Ann Coulter looks ‘skeletal’, Kellyanne Conway  haggard and ‘needs a good meal’; the ones most trumpeting diversity beat and bash anyone not 100% in line with their views, no deviation is allowed. We’ve seen how it works on campus with conservative speakers being shouted down and chased out. And, as in this case, the utter cruelty of catching people on recording or video and sharing it as proof that you’re ‘in’ is ‘gotcha’ behavior one would hope people have outgrown by the time they get into high school. Is the online approval, the up votes and likes, enough of a reward for betrayal? I can’t get my head around being willing to ruin real life relationships or people’s careers for online accolades…for something that mainly exists in your head and on a screen.

When I first got on the internet, I was fascinated. I could not get many English publications where I live, and here was a resource with which I could read anything from anywhere. I read, and read, and read, it was wonderful. I could also communicate for free or for little cost with my family. Little did I expect it to turn into what it has today. There were always extreme ugly message boards etc, but now it’s in our faces daily.
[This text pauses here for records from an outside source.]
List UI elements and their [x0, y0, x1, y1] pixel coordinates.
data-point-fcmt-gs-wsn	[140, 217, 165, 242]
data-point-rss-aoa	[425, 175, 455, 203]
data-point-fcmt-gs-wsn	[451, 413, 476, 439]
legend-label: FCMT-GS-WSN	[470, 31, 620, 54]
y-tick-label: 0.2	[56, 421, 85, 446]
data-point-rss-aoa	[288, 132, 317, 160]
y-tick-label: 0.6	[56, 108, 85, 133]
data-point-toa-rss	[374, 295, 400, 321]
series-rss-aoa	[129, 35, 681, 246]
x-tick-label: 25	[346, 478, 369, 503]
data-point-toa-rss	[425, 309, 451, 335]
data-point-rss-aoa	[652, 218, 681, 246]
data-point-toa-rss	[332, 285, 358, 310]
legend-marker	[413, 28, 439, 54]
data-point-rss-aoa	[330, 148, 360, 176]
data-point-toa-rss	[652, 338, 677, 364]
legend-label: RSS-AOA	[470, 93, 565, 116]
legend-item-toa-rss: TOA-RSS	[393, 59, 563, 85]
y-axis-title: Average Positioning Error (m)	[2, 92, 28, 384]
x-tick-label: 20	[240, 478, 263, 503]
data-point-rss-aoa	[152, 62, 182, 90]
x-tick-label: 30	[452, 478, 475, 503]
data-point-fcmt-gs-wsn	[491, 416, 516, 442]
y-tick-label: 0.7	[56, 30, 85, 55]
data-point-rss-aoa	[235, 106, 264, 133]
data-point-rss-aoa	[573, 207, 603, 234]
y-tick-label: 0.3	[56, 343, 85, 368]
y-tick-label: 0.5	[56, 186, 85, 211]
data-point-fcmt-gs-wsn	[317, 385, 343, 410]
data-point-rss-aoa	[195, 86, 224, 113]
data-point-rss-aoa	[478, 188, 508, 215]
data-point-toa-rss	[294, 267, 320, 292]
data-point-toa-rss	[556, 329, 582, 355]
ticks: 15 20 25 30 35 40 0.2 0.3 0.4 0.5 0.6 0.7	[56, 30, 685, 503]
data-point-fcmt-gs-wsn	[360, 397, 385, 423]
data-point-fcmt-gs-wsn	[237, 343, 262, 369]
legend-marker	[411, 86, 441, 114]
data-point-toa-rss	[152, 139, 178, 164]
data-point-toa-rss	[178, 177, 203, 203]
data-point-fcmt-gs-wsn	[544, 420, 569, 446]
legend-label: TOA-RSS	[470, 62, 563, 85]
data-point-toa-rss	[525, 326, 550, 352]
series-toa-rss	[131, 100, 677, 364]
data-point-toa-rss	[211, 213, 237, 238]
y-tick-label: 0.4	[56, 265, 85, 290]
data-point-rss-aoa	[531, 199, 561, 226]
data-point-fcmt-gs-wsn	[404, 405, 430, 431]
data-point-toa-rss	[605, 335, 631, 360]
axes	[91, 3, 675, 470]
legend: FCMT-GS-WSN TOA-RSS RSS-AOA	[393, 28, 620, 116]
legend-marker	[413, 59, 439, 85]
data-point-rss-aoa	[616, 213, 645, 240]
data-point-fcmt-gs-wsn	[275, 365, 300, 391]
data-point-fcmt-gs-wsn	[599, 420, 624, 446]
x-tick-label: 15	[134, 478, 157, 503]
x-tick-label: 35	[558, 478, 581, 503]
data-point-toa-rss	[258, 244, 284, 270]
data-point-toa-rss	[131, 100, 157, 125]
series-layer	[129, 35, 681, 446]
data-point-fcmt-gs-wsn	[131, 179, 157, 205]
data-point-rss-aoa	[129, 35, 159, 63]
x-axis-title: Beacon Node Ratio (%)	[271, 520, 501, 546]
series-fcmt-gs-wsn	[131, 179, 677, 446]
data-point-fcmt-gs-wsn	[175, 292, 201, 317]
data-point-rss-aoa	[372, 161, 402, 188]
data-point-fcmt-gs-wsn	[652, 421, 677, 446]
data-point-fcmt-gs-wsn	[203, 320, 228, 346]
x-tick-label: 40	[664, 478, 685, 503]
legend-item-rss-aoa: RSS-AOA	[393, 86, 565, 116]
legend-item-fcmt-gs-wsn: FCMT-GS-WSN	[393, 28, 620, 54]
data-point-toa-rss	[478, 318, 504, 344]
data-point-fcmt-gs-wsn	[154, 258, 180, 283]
It does have the benefit, however, of showing people’s true colors, and serves as fair warning. I don’t buy ‘But I’m not like that in real life’….people who say that are ‘not like that’ in real life only because they’d have to face real immediate consequences, but it *is* who they are.

Many times I think to myself that we really have not progressed beyond torches and pitchforks, no matter how we try to convince ourselves otherwise.